Money money money money. Time time time time. Time is money or money is time or maybe the two should have nothing to do with each other but they’re standing there with locked hands nonetheless. Red Rover, Red Rover. A school course description catalogue arrived in the mail a while ago and I left it on the table for a night before folding it, unopened, into the recycling. There’s no money right now, or maybe the more important fact is that there’s no time, or maybe it doesn’t matter which there isn’t enough of.
I miss writing, not for deadlines or assignments, but for the pure joy of it. There’s not much time for that lately, either.
There are plenty of other things, though. So many good moments lately, laughter and silly rituals and conversations I wish I could capture in amber. Store them away preserved, intact, for some future day when I can draw out just a microscopic amount and be flooded all over again with this exact time in our lives.
I’m trying to keep that in mind as the decorations and ads and pitches get into full swing so I can stop myself from fretting over not having custom-printed holiday photo cards or a rented snow-dolloped cabin in Sunriver or that inexplicably satisfying weight of department store bags on my arm. We have our family, our little unit who loves each other. That’s more than enough. It’s the real happiness all that stuff is trying to sell.
The imbalances, I think, will work themselves out. Today is temporary, which is both the joy and sorrow of it all.
Nov
8
It’s fascinating to see how little kids latch on to, then ultimately discard, certain toys or types of play. Most Areas of Interest among the pint-sized members of our household seem to have a situational shelf life. Transformers, for instance, were something I thought Riley would be dragging around until his college years, but the moment his Transformers-obsessed friend at daycare left the school Riley forgot all about his robotic buddies and they sifted to the sorry pile of forgotten detritus at the bottom of the toy box. Which is a little sad in a Toy Story way, I suppose, but frankly I was glad to see the back end of those maddening plastic Made in China crap-chunks since he was constantly asking for help in order to switch a guy from a truck into a blender or whatever and considering my spacial relations/engineering skills those requests were pretty much on par with “Can you just translate this Cyrillic real quick and then maybe do some partial differential equations?”
Legos, much to the dismay of my vacuum cleaner and the soles of my feet, seem to be a long-standing thing for Riley, and god knows he shows no sign of ever being sick of making those irritating pshew pshew pshew sounds as he runs around shooting invisible elk, but everything else interest-wise seems to ebb and flow.

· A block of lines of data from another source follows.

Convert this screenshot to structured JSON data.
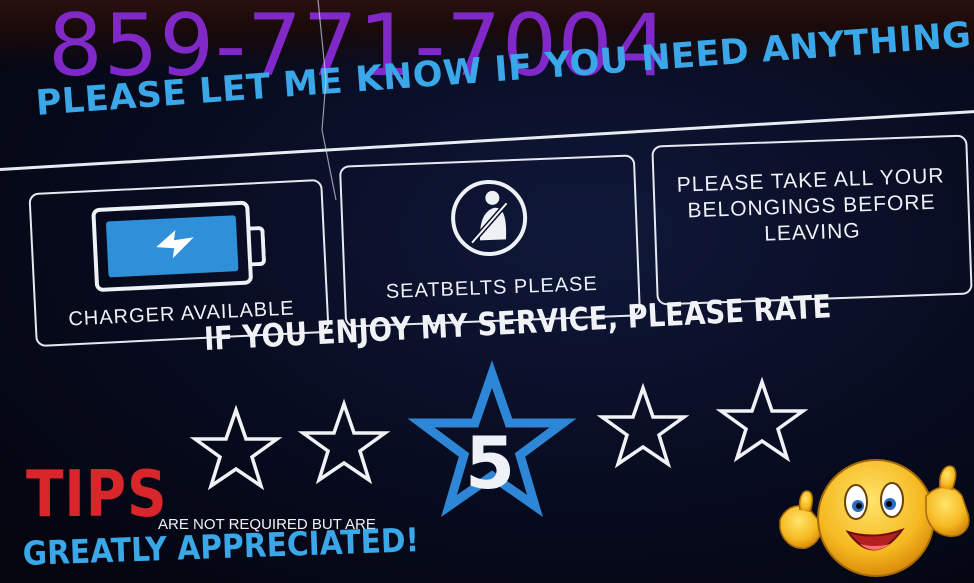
{
  "phone_number": "859-771-7004",
  "headline": "PLEASE LET ME KNOW IF YOU NEED ANYTHING",
  "cards": {
    "charger_label": "CHARGER AVAILABLE",
    "seatbelt_label": "SEATBELTS PLEASE",
    "belongings_text": "PLEASE TAKE ALL YOUR BELONGINGS BEFORE LEAVING"
  },
  "rating": {
    "prompt": "IF YOU ENJOY MY SERVICE, PLEASE RATE",
    "highlighted_star_value": "5",
    "star_count": 5
  },
  "tips": {
    "heading": "TIPS",
    "small_text": "ARE NOT REQUIRED BUT ARE",
    "appreciated_text": "GREATLY APPRECIATED!"
  },
  "colors": {
    "phone": "#8a2bd8",
    "headline_blue": "#3aa7e8",
    "tips_red": "#d8262b",
    "battery_blue": "#2f8fd8",
    "star_highlight": "#2e86d6"
  },
  "icons": [
    "battery-charging-icon",
    "seatbelt-icon",
    "star-icon",
    "thumbs-up-emoji-icon"
  ]
}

Today it might be volcanoes, tomorrow it’ll be rockets, next Tuesday it’ll be something else entirely.
I try and remind myself of this fact so I don’t give in too much to whatever his current Thing might be (the broken-limbed abandoned Transformers are a good reminder, after all) but sometimes I kind of can’t help it. My brain knows that right now he loves pretending to be a veterinarian so it’s a good time to talk about it and use it as a school subject at home and maybe arrange for a tour through a vet office, but it would be silly—RIDICULOUS—to go to Toys R Us and buy an overpriced veterinarian costume, since it’s surely just going to be stored away, unloved, in a closet after a week or two.
Oh, but still.
What’reyougonnado.
(PS: I feel I must make mention of how Dylan, in stark comparison, has One True Love That Has Never Died. A romantic, that one.)